Pin Boy (Poliak, 2005)

SFIFF 2005

San Francisco, in case this hasn’t been said often enough, is a great city, and I spent most of my time there doing all of the touristy things one is obligated to do during a first visit — riding cable cars, walking through Muir Woods, taking pictures of the Golden Gate bridge, browsing through record and book shops, and eating to the point of exhaustion. It’s a particularly great city to visit with other film buffs; we hit almost every stop on the Vertigo tour.

The first week of the ’05 San Francisco International Film Festival was a bit of a disappointment, though.

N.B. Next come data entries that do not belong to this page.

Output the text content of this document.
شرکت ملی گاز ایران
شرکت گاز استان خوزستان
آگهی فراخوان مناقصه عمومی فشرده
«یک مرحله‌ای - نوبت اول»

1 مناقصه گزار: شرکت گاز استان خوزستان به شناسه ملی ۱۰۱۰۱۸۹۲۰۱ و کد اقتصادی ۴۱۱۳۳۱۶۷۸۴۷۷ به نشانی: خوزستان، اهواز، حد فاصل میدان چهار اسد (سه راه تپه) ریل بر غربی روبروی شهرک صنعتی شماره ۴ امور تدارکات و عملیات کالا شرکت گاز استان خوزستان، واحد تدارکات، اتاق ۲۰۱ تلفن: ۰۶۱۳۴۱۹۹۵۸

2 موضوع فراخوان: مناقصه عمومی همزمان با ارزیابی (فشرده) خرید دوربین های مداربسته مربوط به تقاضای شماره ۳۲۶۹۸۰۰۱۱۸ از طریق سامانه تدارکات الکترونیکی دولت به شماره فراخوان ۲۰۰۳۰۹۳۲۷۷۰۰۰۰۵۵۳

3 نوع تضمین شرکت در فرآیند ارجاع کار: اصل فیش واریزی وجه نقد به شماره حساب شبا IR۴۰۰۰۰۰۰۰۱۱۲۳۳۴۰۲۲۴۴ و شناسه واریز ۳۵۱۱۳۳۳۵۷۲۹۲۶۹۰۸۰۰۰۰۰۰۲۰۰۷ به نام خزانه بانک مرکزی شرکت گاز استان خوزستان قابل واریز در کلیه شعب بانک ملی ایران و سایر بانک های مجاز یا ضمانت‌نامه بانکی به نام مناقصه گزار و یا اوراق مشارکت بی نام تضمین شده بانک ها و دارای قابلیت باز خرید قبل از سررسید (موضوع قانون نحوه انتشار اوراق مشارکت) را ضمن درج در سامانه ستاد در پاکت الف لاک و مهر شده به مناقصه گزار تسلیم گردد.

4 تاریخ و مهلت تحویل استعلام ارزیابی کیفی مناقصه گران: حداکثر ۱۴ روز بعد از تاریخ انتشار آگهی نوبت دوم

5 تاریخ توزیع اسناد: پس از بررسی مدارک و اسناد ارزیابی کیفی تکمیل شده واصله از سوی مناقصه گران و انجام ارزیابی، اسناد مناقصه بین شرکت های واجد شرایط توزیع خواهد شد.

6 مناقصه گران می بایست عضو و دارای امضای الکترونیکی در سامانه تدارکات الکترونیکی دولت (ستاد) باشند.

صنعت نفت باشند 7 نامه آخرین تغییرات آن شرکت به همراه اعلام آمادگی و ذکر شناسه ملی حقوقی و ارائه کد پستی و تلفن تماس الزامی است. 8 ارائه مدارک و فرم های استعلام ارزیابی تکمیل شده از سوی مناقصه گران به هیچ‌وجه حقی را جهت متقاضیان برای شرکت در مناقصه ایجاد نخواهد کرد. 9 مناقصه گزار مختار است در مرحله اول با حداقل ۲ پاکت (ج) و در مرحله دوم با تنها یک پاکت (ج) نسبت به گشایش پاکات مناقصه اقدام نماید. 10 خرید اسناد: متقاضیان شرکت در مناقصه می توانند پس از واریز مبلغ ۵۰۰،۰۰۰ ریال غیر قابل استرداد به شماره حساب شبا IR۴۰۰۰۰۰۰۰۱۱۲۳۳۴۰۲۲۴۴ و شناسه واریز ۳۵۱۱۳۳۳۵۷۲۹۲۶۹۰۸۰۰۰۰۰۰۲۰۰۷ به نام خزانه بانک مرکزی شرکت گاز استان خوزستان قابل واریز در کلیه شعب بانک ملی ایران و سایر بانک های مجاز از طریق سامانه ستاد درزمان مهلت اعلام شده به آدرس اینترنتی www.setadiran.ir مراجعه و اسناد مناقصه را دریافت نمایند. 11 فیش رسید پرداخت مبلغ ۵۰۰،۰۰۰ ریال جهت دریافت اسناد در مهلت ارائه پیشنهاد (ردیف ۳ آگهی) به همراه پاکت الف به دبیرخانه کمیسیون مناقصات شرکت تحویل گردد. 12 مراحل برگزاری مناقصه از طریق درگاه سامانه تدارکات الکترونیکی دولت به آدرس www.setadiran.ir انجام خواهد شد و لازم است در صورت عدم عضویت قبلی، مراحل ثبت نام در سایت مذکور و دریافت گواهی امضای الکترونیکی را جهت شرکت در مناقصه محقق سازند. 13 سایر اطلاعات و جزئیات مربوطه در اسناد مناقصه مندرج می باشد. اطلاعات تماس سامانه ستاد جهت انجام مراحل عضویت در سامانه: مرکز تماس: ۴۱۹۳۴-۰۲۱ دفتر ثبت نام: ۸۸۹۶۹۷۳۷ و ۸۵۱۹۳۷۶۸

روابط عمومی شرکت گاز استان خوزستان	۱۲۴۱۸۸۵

This is what I saw:

  • The Gravel Road [Menon]
  • Profiles of Farmers: Daily Life [Depardon]
  • Innocence [Hadzihalilovic]
  • Revelations [eight short films]
  • La Petite Chartreuse [Denis]
  • Street Angel [Borzage]
  • Dear Enemy [Xhuvani]
  • Pin Boy [Poliak]
  • Edgar G. Ulmer — The Man Off Screen [Palm]
  • The Fall of Fujimori [Perry]
  • L’Intrus [Denis]

I hope to write at length about three of them: Pin Boy, which was the real standout of the lot, Street Angel, which featured a new, live score from the American Music Club, and L’Intrus, which I managed to see again thanks to Rob’s access to press screeners. After a second viewing, L’Intrus may have bumped Cafe Lumiere from the top spot of my 2004 list. Just a great, great film.

Of the documentaries I saw, Depardon’s is the best, though I’ve come to accept the fact that I just don’t know how to write about films like it. It’s a portrait of a dying way of life, beautifully composed and deeply fond of its subjects. And I’m always a sucker for films that allow the elderly an opportunity to tell their stories (several of the farmers are in their 80s). Definitely worth seeing. The documentary about Edward Ulmer, director of The Black Cat and Detour, is enjoyable in a Biography channel kind of way, but it offers little insight into Ulmer’s style and fails to pursue one of its more interesting threads: a questioning of auteur criticism. The Fall of Fujimori has certainly provoked more debate than any of the other films we saw, and, to be honest, I still don’t know what to think of it. Like Fog of War, it allows its subject to craft his own story, for good and bad, through a series of sit-down interviews. I’ll be curious to see if any kind of critical consensus builds for this one.

Of the other narrative films I saw, I can recommend Innocence if only for the incredibly rich atmosphere it invokes. (During the walk back to the subway, I was reminded of Nicholas Roeg’s Don’t Look Now.) The film’s allegory isn’t quite substantial enough to maintain the weight of a feature length, though, and at some point I began waiting for it to end. The Gravel Road has all of the faults of a low-budget debut film — frustrating pacing, heavy plotting, hit-or-miss performances — but I found myself unexpectedly touched by its final act. Dear Enemy is a competent comedy of manners that made me laugh out loud once or twice, but I can’t imagine thinking about it again after I finish writing this sentence. As for La Petite Chartreuse, well, I’ll just echo what Doug has already written: Any film that makes Olivier Gourmet utter the line, “Don’t you understand? I can’t cry!” deserves some kind of special raspberry. What a ridiculous waste of a stunning performance.

Oh, and Suzi Ewing’s 14-minute short, Going Postal, is really nice. Definitely my favorite of the Revelations program.